“Mandvi is a beautiful Sea Bank of Kutch.”
This little town is a major shipbuilding yard – but the boats being built here aren't modern metal creations. Instead, hundreds of men construct, by hand, giant wooden dhows for faraway Arab merchants, and watching the creation process, with its rhythmic sawing, sanding and cutting, is fascinating.
It was an important port of the Jadeja Rajputs, who claim descent from Lord Krishna. They are said to move to Sindh when Krishna’s capital, Dwarka, was submerged by the sea. During the days of sail, Mandvi prospered and was known for its superb sailors. Ocean-going merchant vessels of Mandvi travelled between Zanzibar in Africa and Calcutta in eastern India via the ports of Arabia, Persian Gulf and the western coast of India, trading cotton, rice, salt and pottery of India for ivory, cloves and rhino hide from Africa.

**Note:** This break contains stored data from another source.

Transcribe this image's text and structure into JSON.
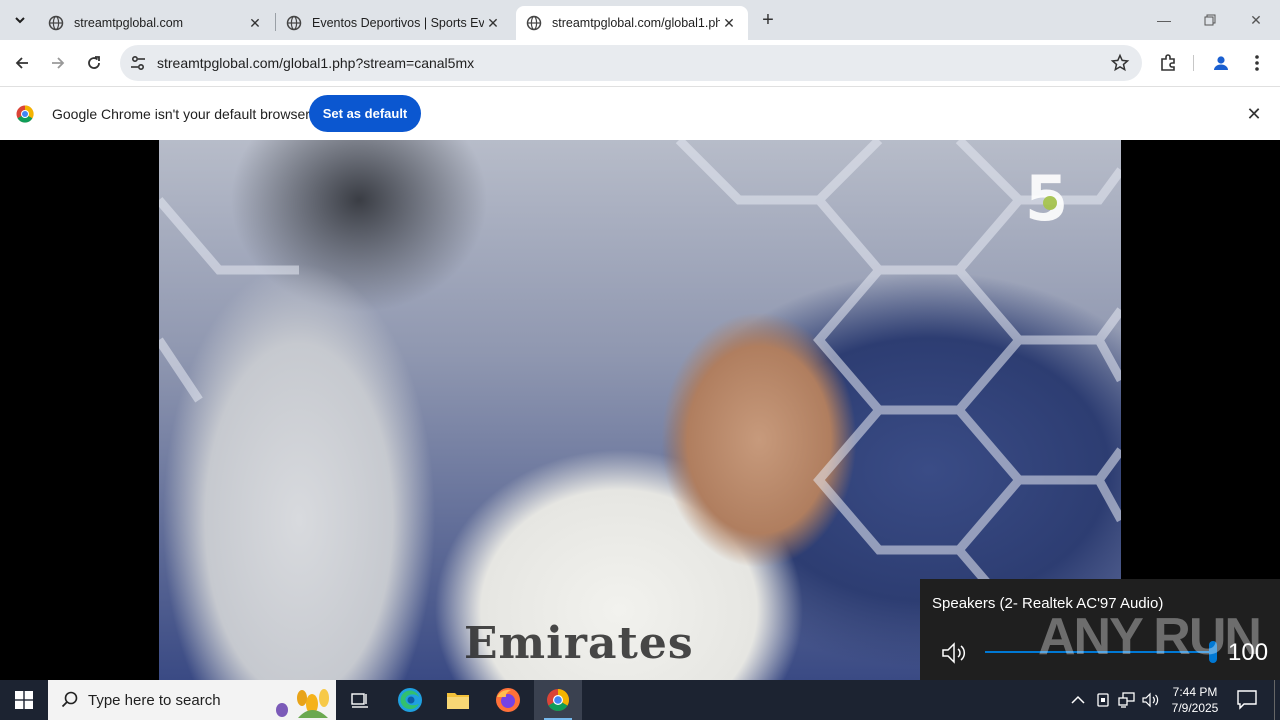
{
  "browser": {
    "tabs": [
      {
        "title": "streamtpglobal.com",
        "active": false
      },
      {
        "title": "Eventos Deportivos | Sports Eve",
        "active": false
      },
      {
        "title": "streamtpglobal.com/global1.ph",
        "active": true
      }
    ],
    "url": "streamtpglobal.com/global1.php?stream=canal5mx",
    "infobar": {
      "message": "Google Chrome isn't your default browser",
      "button": "Set as default"
    }
  },
  "video": {
    "channel_logo": "5",
    "sponsor_text": "Emirates"
  },
  "volume_popup": {
    "device": "Speakers (2- Realtek AC'97 Audio)",
    "level": "100"
  },
  "watermark": "ANY RUN",
  "taskbar": {
    "search_placeholder": "Type here to search",
    "time": "7:44 PM",
    "date": "7/9/2025"
  }
}
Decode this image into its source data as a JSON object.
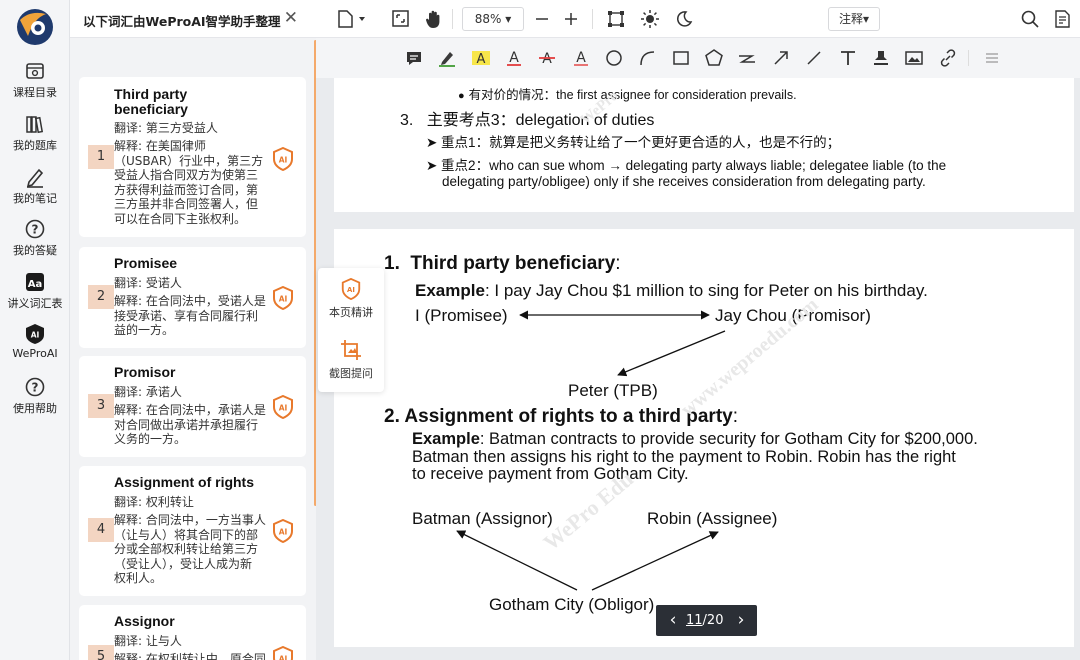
{
  "colors": {
    "accent": "#e8792c",
    "number_badge": "#f3d5c2",
    "text": "#222222"
  },
  "nav": {
    "logo_icon": "weproai-logo-icon",
    "items": [
      {
        "label": "课程目录",
        "icon": "course-catalog-icon"
      },
      {
        "label": "我的题库",
        "icon": "question-bank-icon"
      },
      {
        "label": "我的笔记",
        "icon": "notes-pen-icon"
      },
      {
        "label": "我的答疑",
        "icon": "question-mark-icon"
      },
      {
        "label": "讲义词汇表",
        "icon": "vocabulary-icon"
      },
      {
        "label": "WeProAI",
        "icon": "ai-badge-icon"
      },
      {
        "label": "使用帮助",
        "icon": "help-icon"
      }
    ]
  },
  "vocab": {
    "title": "以下词汇由WeProAI智学助手整理",
    "close": "✕",
    "cards": [
      {
        "num": "1",
        "term": "Third party beneficiary",
        "translation": "翻译: 第三方受益人",
        "explanation": [
          "解释: 在美国律师",
          "（USBAR）行业中，第三方",
          "受益人指合同双方为使第三",
          "方获得利益而签订合同，第",
          "三方虽并非合同签署人，但",
          "可以在合同下主张权利。"
        ]
      },
      {
        "num": "2",
        "term": "Promisee",
        "translation": "翻译: 受诺人",
        "explanation": [
          "解释: 在合同法中，受诺人是",
          "接受承诺、享有合同履行利",
          "益的一方。"
        ]
      },
      {
        "num": "3",
        "term": "Promisor",
        "translation": "翻译: 承诺人",
        "explanation": [
          "解释: 在合同法中，承诺人是",
          "对合同做出承诺并承担履行",
          "义务的一方。"
        ]
      },
      {
        "num": "4",
        "term": "Assignment of rights",
        "translation": "翻译: 权利转让",
        "explanation": [
          "解释: 合同法中，一方当事人",
          "（让与人）将其合同下的部",
          "分或全部权利转让给第三方",
          "（受让人），受让人成为新",
          "权利人。"
        ]
      },
      {
        "num": "5",
        "term": "Assignor",
        "translation": "翻译: 让与人",
        "explanation": [
          "解释: 在权利转让中，原合同"
        ]
      }
    ]
  },
  "toolbar": {
    "zoom": "88%",
    "zoom_caret": "▾",
    "annotate": "注释",
    "annotate_caret": "▾"
  },
  "float_tools": [
    {
      "label": "本页精讲",
      "icon": "ai-lecture-icon"
    },
    {
      "label": "截图提问",
      "icon": "screenshot-crop-icon"
    }
  ],
  "page_nav": {
    "current": "11",
    "total": "/20",
    "prev": "‹",
    "next": "›"
  },
  "doc": {
    "page1": {
      "bullet": "有对价的情况：the first assignee for consideration prevails.",
      "item3_num": "3.",
      "item3_title": "主要考点3：delegation of duties",
      "pt1": "➤ 重点1：就算是把义务转让给了一个更好更合适的人，也是不行的；",
      "pt2_line1": "➤ 重点2：who can sue whom → delegating party always liable; delegatee liable (to the",
      "pt2_line2": "delegating party/obligee) only if she receives consideration from delegating party."
    },
    "page2": {
      "h1_num": "1.",
      "h1_title": "Third party beneficiary",
      "h1_colon": ":",
      "ex1_label": "Example",
      "ex1_text": ": I pay Jay Chou $1 million to sing for Peter on his birthday.",
      "promisee": "I (Promisee)",
      "promisor": "Jay Chou (Promisor)",
      "tpb": "Peter (TPB)",
      "h2_title": "2. Assignment of rights to a third party",
      "h2_colon": ":",
      "ex2_label": "Example",
      "ex2_line1": ": Batman contracts to provide security for Gotham City for $200,000.",
      "ex2_line2": "Batman then assigns his right to the payment to Robin. Robin has the right",
      "ex2_line3": "to receive payment from Gotham City.",
      "assignor": "Batman (Assignor)",
      "assignee": "Robin (Assignee)",
      "obligor": "Gotham City (Obligor)"
    },
    "watermark1": "WePro",
    "watermark2": "WePro Edu",
    "watermark3": "www.weproedu.com"
  }
}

The Mandvi town itself is quite attractive. The heart of the town is lined with beautiful old buildings in faded pastel hues and temples with wildly sculpted, cartoon-like facades. There are also some sweeping beaches, including the glorious, long, clean private beach near Vijay Vilas Palace, and public Kashivishvanath Beach, with food stalls and camel rides, 2km from the centre just east of the Rukmavati River.
October to March is the best time to visit Mandvi and Great Rann of Kutch.